1. Performance, yaitu aspek fungsional yang terdapat pada produk dan menjadi karakteristik utama pelanggan dalam membeli barang.

2. Features, berkaitan dengan aspek performansi yang mendukung fungsi dasar dari suatu produk dan berkaitan dengan pilihan produk dan pengembangannya.

3. Reliability, yaitu konsistensi kinerja produk. Hal ini berkaitan dengan probabilitas suatu barang berhasil menjalankan fungsinya setiap kali digunakan dalam periode waktu dan kondisi tertentu.

4. Conformance, yaitu tingkat kesesuaian terhadap spesifikasi yang telah ditetapkan sebelumnya berdasarka keinginan pelanggan.

5. Durability, suatu refleksi umur ekonomis berupa ukuran daya tahan atau masa pakai barang.

6. Serviceability, berkaitan dengan kecepatan, kompetensi, kemudahan, dan akurasi dalam memberikan layanan untuk perbaikan barang.

7. Aesthetics, karakteristik yang bersifat subjektif tentang nilai-nilai estetika yang berkaitan dengan pertimbangan pribadi dan refleksi dari preferensi individual.

8. Perceived quality, merupakan citra dan reputasi barang serta tanggung jawab perusahaan terhadap barang tersebut.

Menurut Mowen dan Minor (1998), selain dimensi kualitas barang, dimensi kualitas jasa juga penting untuk diperhatikan. Kualitas jasa

22 menggambarkan sejauh mana jasa dapat memenuhi spesifikasi-spesifikasi berdasarkan perspektif konsumen. Dimensi kualitas jasa terdiri atas:

1. Bukti Fisik (Tangibles), dimensi ini mencakup penampilan fisik fasilitas, peralatan atau perlengkapan, serta penampilan pekerja.

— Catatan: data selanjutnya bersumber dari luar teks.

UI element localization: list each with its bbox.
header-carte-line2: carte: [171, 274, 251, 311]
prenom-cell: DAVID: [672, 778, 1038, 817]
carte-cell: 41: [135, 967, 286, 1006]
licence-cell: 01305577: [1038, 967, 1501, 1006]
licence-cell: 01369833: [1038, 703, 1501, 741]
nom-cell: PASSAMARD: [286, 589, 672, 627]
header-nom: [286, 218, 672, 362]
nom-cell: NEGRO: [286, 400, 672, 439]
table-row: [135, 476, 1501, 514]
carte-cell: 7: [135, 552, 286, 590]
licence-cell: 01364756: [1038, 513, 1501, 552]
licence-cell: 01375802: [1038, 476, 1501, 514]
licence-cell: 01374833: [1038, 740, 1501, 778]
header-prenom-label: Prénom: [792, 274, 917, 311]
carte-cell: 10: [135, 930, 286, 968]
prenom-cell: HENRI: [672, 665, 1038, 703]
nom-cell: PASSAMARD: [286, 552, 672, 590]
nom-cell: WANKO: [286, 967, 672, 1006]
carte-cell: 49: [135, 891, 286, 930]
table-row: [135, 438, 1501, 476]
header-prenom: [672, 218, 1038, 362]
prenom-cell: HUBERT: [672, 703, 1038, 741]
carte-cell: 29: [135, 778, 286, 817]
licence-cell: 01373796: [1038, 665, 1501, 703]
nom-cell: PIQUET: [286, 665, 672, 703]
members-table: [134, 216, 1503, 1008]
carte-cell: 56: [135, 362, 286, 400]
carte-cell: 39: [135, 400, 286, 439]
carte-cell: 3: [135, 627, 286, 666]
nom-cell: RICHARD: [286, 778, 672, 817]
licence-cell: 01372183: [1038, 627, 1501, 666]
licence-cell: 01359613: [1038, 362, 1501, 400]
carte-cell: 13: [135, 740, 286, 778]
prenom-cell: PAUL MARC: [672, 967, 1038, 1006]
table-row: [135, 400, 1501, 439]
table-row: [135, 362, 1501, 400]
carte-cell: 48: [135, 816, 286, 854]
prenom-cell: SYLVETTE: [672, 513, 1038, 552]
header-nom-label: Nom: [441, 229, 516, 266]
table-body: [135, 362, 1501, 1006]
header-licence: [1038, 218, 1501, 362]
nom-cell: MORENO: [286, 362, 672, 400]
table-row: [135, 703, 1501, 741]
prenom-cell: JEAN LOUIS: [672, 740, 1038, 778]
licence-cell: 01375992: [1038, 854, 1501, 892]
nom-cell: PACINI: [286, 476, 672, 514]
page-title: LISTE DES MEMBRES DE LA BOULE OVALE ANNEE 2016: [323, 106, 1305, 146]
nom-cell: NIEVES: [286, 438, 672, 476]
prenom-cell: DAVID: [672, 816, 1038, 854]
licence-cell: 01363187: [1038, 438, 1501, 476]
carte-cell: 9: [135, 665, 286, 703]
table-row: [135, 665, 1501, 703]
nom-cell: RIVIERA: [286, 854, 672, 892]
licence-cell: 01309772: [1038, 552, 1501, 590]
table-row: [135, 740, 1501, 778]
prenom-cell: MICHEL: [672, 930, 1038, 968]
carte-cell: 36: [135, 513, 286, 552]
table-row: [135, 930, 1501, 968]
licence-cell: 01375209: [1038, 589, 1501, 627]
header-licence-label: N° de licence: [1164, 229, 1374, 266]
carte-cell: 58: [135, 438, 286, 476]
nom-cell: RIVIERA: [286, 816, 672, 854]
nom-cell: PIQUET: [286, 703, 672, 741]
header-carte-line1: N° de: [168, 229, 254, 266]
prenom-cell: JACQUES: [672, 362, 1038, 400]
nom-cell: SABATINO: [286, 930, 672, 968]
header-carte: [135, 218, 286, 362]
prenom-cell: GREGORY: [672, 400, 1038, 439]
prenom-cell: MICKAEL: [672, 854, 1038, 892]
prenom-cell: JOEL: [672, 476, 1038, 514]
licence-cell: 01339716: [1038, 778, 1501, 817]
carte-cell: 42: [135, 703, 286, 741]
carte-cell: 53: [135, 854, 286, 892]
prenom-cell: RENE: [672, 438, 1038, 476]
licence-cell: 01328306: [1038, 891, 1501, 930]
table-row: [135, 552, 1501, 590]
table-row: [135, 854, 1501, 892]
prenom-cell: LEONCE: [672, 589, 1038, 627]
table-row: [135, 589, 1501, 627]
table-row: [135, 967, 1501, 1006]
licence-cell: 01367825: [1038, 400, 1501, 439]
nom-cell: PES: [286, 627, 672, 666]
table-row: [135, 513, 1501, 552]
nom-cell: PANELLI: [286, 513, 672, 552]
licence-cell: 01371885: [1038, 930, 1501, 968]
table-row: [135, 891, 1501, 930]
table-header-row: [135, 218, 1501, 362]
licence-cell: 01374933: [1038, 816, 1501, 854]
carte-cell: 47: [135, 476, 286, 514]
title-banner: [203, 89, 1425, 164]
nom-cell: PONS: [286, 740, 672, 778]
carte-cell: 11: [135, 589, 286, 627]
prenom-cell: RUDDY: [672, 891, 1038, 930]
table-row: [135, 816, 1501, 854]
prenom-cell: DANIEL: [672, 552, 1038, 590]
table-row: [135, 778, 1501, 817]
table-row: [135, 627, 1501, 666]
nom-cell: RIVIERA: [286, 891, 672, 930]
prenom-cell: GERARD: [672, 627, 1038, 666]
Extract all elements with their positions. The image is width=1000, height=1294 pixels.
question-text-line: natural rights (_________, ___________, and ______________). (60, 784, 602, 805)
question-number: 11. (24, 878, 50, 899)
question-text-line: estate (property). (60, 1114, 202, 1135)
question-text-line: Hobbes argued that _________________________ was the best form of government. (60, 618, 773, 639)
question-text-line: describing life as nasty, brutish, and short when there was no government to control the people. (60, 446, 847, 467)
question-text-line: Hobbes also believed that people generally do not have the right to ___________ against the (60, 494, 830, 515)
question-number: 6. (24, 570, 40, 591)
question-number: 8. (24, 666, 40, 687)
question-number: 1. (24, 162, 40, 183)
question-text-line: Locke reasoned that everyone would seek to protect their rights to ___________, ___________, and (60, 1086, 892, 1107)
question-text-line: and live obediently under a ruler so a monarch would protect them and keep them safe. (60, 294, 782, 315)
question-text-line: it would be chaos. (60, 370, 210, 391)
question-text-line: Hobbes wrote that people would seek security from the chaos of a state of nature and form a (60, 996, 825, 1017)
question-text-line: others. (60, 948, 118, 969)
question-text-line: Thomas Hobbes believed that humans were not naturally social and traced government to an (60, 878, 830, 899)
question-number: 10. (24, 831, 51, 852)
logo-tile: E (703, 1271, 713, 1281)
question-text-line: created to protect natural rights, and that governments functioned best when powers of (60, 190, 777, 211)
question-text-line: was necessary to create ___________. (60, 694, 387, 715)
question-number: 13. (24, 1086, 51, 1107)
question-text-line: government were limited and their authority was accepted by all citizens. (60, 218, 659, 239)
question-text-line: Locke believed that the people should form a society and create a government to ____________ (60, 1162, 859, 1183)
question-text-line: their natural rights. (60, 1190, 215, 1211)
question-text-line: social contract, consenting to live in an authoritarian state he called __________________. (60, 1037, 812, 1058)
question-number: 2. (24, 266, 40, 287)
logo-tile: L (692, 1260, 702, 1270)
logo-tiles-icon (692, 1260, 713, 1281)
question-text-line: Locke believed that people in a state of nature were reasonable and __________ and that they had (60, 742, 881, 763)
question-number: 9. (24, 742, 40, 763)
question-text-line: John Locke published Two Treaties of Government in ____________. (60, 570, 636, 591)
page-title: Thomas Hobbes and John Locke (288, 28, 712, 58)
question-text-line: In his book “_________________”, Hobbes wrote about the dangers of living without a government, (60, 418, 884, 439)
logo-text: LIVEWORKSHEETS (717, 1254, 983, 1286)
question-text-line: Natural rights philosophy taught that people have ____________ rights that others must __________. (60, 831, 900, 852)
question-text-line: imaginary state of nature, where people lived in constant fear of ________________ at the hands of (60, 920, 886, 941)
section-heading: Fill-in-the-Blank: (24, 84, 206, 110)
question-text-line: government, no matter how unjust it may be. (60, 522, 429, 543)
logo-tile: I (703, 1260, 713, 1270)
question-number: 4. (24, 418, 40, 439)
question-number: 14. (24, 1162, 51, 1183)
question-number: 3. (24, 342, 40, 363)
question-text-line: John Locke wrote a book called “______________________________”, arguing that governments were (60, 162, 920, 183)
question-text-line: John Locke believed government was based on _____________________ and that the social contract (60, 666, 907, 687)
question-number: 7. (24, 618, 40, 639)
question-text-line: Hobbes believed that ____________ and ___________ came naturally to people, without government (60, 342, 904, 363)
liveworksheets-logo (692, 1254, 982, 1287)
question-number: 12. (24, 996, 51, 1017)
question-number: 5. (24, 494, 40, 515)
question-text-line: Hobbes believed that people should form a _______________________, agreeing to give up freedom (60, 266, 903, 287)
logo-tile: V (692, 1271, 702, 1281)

2. Keandalan (Reliability), dimensi ini menunjukkan kemampuan perusahaan untuk memberikan pelayanan secara akurat dan handal, dapat dipercaya dan bertanggung jawab atas apa yang dijanjikan, tidak pernah memberikan janji yang berlebihan, serta selalu memenuhi janjinya. Dimensi ini dapat juga diartikan sebagai kemampuan perusahaan untuk memberikan layanan yang akuran sejak pertama kali dilakukan kesepakatan terhadap jasa tanpa membuat kesalahan apapun dan menyampaikan jasanya sesuai dengan waktu yang telah disepakati. Dimensi ini secara umum menggambarkan konsistensi dan keandalan.

3. Daya Tanggap (Responsiveness), dimensi ini mencakup keinginan untuk membantu pelanggan, memberikan tanggapan, menginformasikan kapan jasa akan diberikan, serta pelayanan yang cepat dan tepat. Dimensi ini merefleksikan komitmen perusahaan untuk memberikan pelayanan yang tepat pada waktunya, dan berkaitan dengan keinginan serta kesiapan karyawan untuk melayani pelanggan.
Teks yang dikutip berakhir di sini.